E.g. Homeowners can help to check for hotspots within their houses, where still water can accumulate

Conclusions

With our goal to predict when and where different species of mosquitoes will test positive for WNV, we created several classification models to predict the presence of the virus. Among all the regression algorithms that we used, we found that XGBoost Classification performed well compared than other model and the baseline. Given that it seems to have a lower accuracy score as compared to Gradient Boost and Logistic Regression models, it scored the best on the testing data with the ROCAUC score of 0.831 and thus we will consider this model to be the most useful for this study.

In essence our model suggests that weather parameters are very useful in predicting the presence of west nile virus and as are the number of mosquitoes caught per trap. This warrants further research into establishing better associations between mosquito life cycles and weather patterns so as to better characterize how and when they become vectors of West Nile Virus. Additionally, we can see that the more mosquitos caught, the better we are able to characterize the presence of the virus reiterating that larger sampling sizes inherently hold better predictive power.

Recommendations

There are other "cheaper" ways for the government to help reduce the spread of WNV. The Chicago budget in 2013 showed $9,000,000 dedicated to community engaged care. This covers promoting health through education, policy and service. The government can ramp up education on West Nile Virus and how to prevent mosquito breeding. They can educate the public on preventing stagnant water, applying insect repellent, wearing the proper attire to reduce the chances of getting bitten by mosquitos.

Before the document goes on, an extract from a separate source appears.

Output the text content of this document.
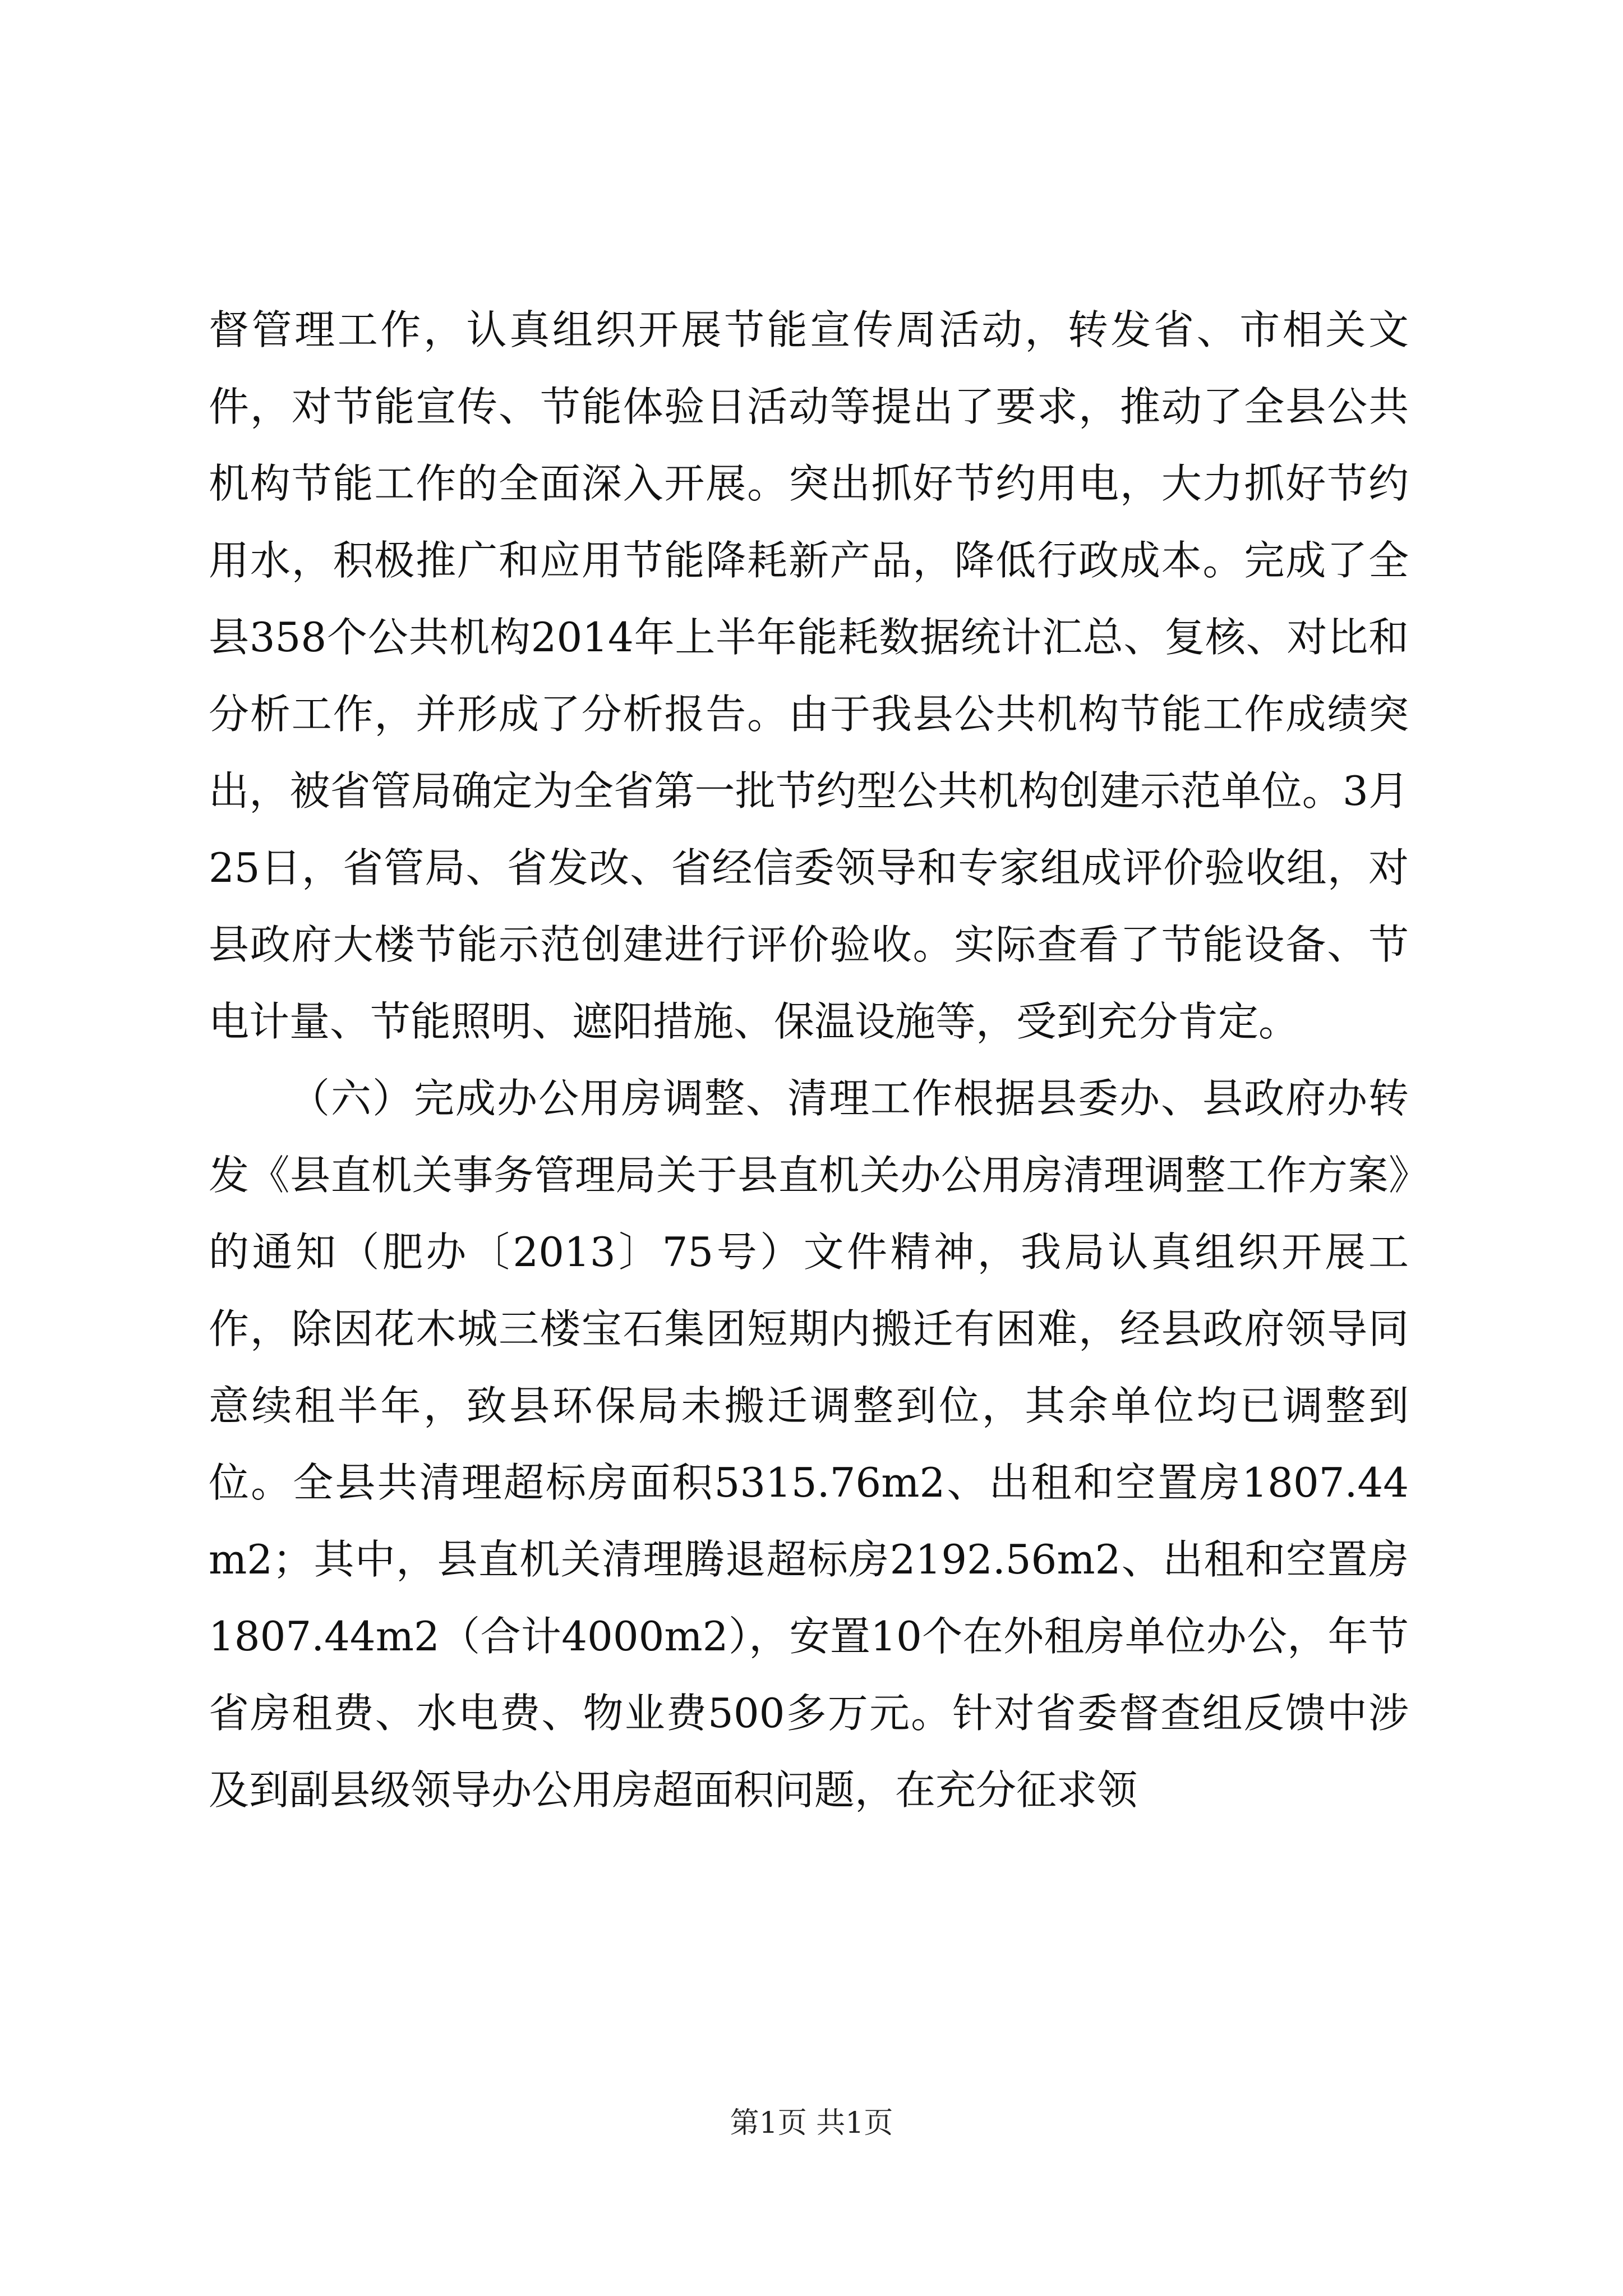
督管理工作，认真组织开展节能宣传周活动，转发省、市相关文件，对节能宣传、节能体验日活动等提出了要求，推动了全县公共机构节能工作的全面深入开展。突出抓好节约用电，大力抓好节约用水，积极推广和应用节能降耗新产品，降低行政成本。完成了全县358个公共机构2014年上半年能耗数据统计汇总、复核、对比和分析工作，并形成了分析报告。由于我县公共机构节能工作成绩突出，被省管局确定为全省第一批节约型公共机构创建示范单位。3月25日，省管局、省发改、省经信委领导和专家组成评价验收组，对县政府大楼节能示范创建进行评价验收。实际查看了节能设备、节电计量、节能照明、遮阳措施、保温设施等，受到充分肯定。

（六）完成办公用房调整、清理工作根据县委办、县政府办转发《县直机关事务管理局关于县直机关办公用房清理调整工作方案》的通知（肥办〔2013〕75号）文件精神，我局认真组织开展工作，除因花木城三楼宝石集团短期内搬迁有困难，经县政府领导同意续租半年，致县环保局未搬迁调整到位，其余单位均已调整到位。全县共清理超标房面积5315.76m2、出租和空置房1807.44m2；其中，县直机关清理腾退超标房2192.56m2、出租和空置房1807.44m2（合计4000m2），安置10个在外租房单位办公，年节省房租费、水电费、物业费500多万元。针对省委督查组反馈中涉及到副县级领导办公用房超面积问题，在充分征求领

第1页 共1页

Other measures which they have already undertaken but can place more emphasis on is the reporting of dead birds (a key in transmission of WNV), reporting on tall grass and weeds.

In future reiterations of this project, Deep Neural Networks like Keras could be used as they may have better prediction results. Rather than sampling mosquito population and having a binary classification for WnvPresent, an improvement may be to show the number of mosquitos carrying WNV so that a rate can be calculated. Additionally, more robust and complete datasets provided on an annual basis as opposed to alternate years would provide better insights.